SINGAPORE (Dow Jones)--Asian stock markets were mostly lower Monday as investors fretted about the possibility of contagion from the Greek debt crisis, with many of the regional oil and financial stocks taking a beating.
Japan's Nikkei Stock Average down 0.9%, Australia's S&P/ASX 200 fell 1.1% to 4457.30, while South Korea's Kospi Composite was 1.0% lower. The Shanghai Composite Index was up 0.4%, Hong Kong's Hang Seng Index lost 0.7%, and India's Sensex fell 0.1%.
Dow Jones Industrial Average futures were down 34 points in screen trade.
The mood in regional markets was subdued amid euro-zone debt concerns after news Friday that Moody's Investors Service was considering downgrading the creditworthiness of a group of banks in Italy stoked contagion fears. Worries ahead of a key vote on austerity measures in Greece later this week also dented risk-appetite.
"We have seen this pattern before of Greece's debt problems spilling over into neighboring countries such as Spain and Italy so we still need to be cautious about Europe's sovereign debt risk," said Yutaka Miura, a senior technical analyst at Mizuho Securities in Tokyo.
Regional energy stocks succumbed to selling due to weak oil prices with August Nymex crude oil futures recently trading down 90 cents at $90.26 per barrel on Globex. Woodside Petroleum was off 0.9% and Santos lost 1.1% in Sydney, Japan Petroleum Exploration was down 1.8% in Tokyo and S-Oil fell 1.5% in Seoul.
Major banks were also lower in the region after international regulators agreed to require the world's biggest banks to hold between 1.0% and 2.5% of extra capital--on top of a base 7% capital requirement that was agreed upon last year. Mitsubishi UFJ Financial Group fell 1.3% in Tokyo, HSBC lost 1.5% in Hong Kong and in Sydney National Australia Bank fell 1.3%.
In Japan, the yen's strength against the euro hurt exporters' stocks as many of the country's exporters have sizable exposure to Europe.
Sony was down 1.4%, Olympus lost 1.2% and Canon fell 0.7%.
Tokyo Electric Power rose 3.9% after the utility company said over the weekend it will Monday start reusing contaminated water as a coolant at its damaged Fukushima Daiichi nuclear plant.
Shares in China received a boost after comments Premier Wen Jiabao suggested the urgency around further tightening measures from Beijing may be receding. Wen said on Hong Kong's Television Broadcasts Ltd. in London that it will be hard to keep the country's inflation rate under 4.0% this year, but it's possible to cap it below 5.0%.
"Premier Wen's comments have eased some lingering concerns over inflation, giving hope that policymakers could ease monetary tightening policy after June," said Li Lei, analyst at Gold State Securities.
Among big-cap gainers, Offshore Oil Engineering jumped 4.4%, and Jiangxi Copper gained 0.3%.

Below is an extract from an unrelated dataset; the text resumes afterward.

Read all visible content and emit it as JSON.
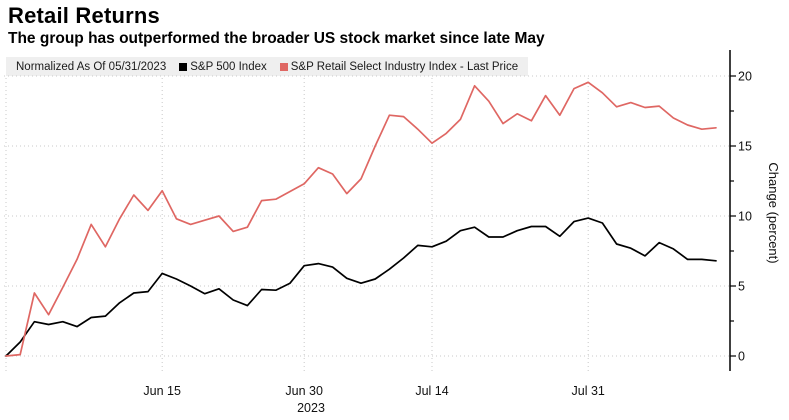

In Seoul, Korea Express rose 2.9% ahead of the final round of bidding for a controlling stake in the logistics company.
Shares of Murchison Metals were suspended Monday in Sydney ahead of the release of its feasibility study in the Oakajee iron ore port and rail development project. Murchison opened the door earlier Monday for Chinese investors to join the Oakajee project after conceding it is finding it difficult to fund its own share of the A$5 billion-plus project.
Elsewhere in the region, Taiwan's main index fell 0.4%, Singapore's Straits Times Index lost 0.7%, while Thai shares fell 0.7% and New Zealand's NZX-50 was down 0.4%. Malaysia's KLCI index fell 0.1%, Indonesian shares declined 0.7% and Philippine shares fell 0.1%.
In foreign exchange markets, heightened risk-aversion drove the U.S. dollar broadly higher. The euro remained under pressure as traders kept a wary eye on euro-zone debt woes and potential contagion after the Moody's announcement on Friday put a spotlight on Italy's financial system. Worries that Greece's debt crisis may be spreading outside of its borders have heightened risk-aversion.
The euro was fetching $1.4129 against the U.S. dollar, from $1.4192 late Friday in New York, and Y114.02 against the yen, from Y114.12. The dollar was at Y80.70, compared with Y80.43.
The risk-sensitive Australian dollar fell to its lowest levels since April 13 against the greenback at US$1.0427, and was recently at US$1.0441.
"The fortunes of the U.S. dollar will be determined largely by the mood in the euro zone, as the U.S. dollar is now fulfilling the role of 'not being the euro,' capitalising on any bad news and retreating when the market gets more hopeful," Credit Agricole said in a note to clients. "This has lent it more of a safe-haven status recently in relation to peripheral stories."
September Japanese government bond futures were up 0.17 at 141.48 points, while the 10-year cash JGB yield was down 0.5 basis point at 1.100%, led by the Nikkei's weakness.
Spot gold was at $1,499.80 per troy ounce, down $2.50 from its New York settlement on Friday.